James Wyatt (1746-1813), the most fashionable country-house architect in England after the Adam brothers, had succeeded Henry Keene (1726-76) at Oxford and at Westminster Abbey. He worked on the survey and improvements on the cathedrals of Salisbury in 1787-92, Lichfield in 1787-95 and, in 1788, Hereford where the west tower had collapsed two years earlier. Apart from structural and functional improvements, Wyatt and the Dean and Chapter generally aimed at the unification of the whole internal space by removing any hindering obstacles, and tending to move towards the (liturgical) east; as a result, screens and fonts were removed, chapels were opened, and main altars were placed at the far end of the building. At Hereford, the nave was shortened by one bay, and the west front rebuilt without a tower. Wyatt, however, was not ignorant of Gothic forms; he worked for Walpole at Strawberry Hill, and used the Gothic style in his projects, such as Fonthill Abbey for William Beckford (1796-1807) and Ashridge Park for the Earl of Bridgewater (1808-13).6
In 1791, the bishop of Salisbury, Shute Barrington, had been appointed to Durham, and three years later, the former bishop of Lichfield and Coventry, James Earl Cornwallis, was elected dean. They were both keen on inviting Wyatt to Durham, not only to survey the cathedral, but also to repair and improve the bishop's residences at Bishop Auckland and Durham Castle. The invitation was confirmed at the end of 1794, and in September 1795 Wyatt presented his plans for the proposed repairs and alterations. There were two main objectives in these plans: first, to improve the building architecturally and to make it stylistically more coherent, and secondly, to make some functional improvements according to the wishes of the Dean and Chapter.

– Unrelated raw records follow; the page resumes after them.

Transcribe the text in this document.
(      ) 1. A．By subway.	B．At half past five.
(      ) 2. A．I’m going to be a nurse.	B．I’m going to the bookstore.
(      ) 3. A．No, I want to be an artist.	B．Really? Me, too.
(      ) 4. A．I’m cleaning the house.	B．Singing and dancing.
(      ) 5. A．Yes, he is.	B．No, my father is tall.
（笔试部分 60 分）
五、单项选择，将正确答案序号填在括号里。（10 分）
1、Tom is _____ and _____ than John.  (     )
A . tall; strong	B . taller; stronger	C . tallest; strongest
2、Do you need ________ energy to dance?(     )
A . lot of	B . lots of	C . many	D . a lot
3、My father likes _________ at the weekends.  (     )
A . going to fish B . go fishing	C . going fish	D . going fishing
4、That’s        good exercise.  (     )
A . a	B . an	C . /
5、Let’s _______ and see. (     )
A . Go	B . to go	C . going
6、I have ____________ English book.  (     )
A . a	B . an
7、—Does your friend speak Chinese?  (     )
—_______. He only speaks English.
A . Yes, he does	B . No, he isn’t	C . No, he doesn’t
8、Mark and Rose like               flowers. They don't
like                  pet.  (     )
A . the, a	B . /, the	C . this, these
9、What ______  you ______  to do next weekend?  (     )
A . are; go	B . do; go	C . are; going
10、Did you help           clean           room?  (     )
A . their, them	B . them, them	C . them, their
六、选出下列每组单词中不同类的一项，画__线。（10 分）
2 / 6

The changes included the following: the Galilee Chapel was to be demolished and the main entrance reopened from the west; the recently renewed north porch was to be demolished; a new design was proposed for
the east elevation still under repair by Nicholson, and a tall spire was to be built over the central tower. Inside the cathedral all partition walls were to be abolished, and the whole interior was to provide an uninterrupted view from the west right through to the east end. This meant removing the tomb of St Cuthbert from the Galilee Chapel, the fine Neville Screen, the high altar and all seventeenth-century furniture, the font, the stalls and the organ case. A new main altar was proposed in the centre of the Chapel of Nine Altars, and a new pulpit and throne were planned for the choir. The seventeenth-century organ, which screened the choir from the nave, was to be replaced by a new and lighter structure with elements from the old organ and the dismantled Neville Screen. The chap ter house was to be shortened by half, and rebuilt with a new circular apse.
After the presentation of the plans, Wyatt mentions only one visit to the site. The practical execution was given to a local architect, William Morpeth, who was responsible for all the rest and continued to work on the site until 1824. The northern turrets and lower part of the elevation of the Chapel of Nine Altars were already completed, and the stained glass had been stored away. The upper part of the elevation and the southern turrets were rebuilt according to the Wyatt plans. The chapter house had been partly rebuilt according to a plan by Morpeth in a square form - not with an apse as Wyatt had proposed. In 1796, it was agreed to remove various functions from the cathedral in order to be able to go ahead with the proposed demolition in the interior of the church and the Galilee Chapel. In 1797, the chapter resolved that, once the east end was finished, Morpeth should undertake the complete repair of the church roof; old lead was to be sold and the roof covered with slate according to Wyatt's plan. Works continued for the completion of the pinnacles and turrets of the western towers according to the plans of Wright-Wooler, as well as for the chiselling of the external surfaces of the north, west and east elevations of the cathedral; the cloister was treated similarly.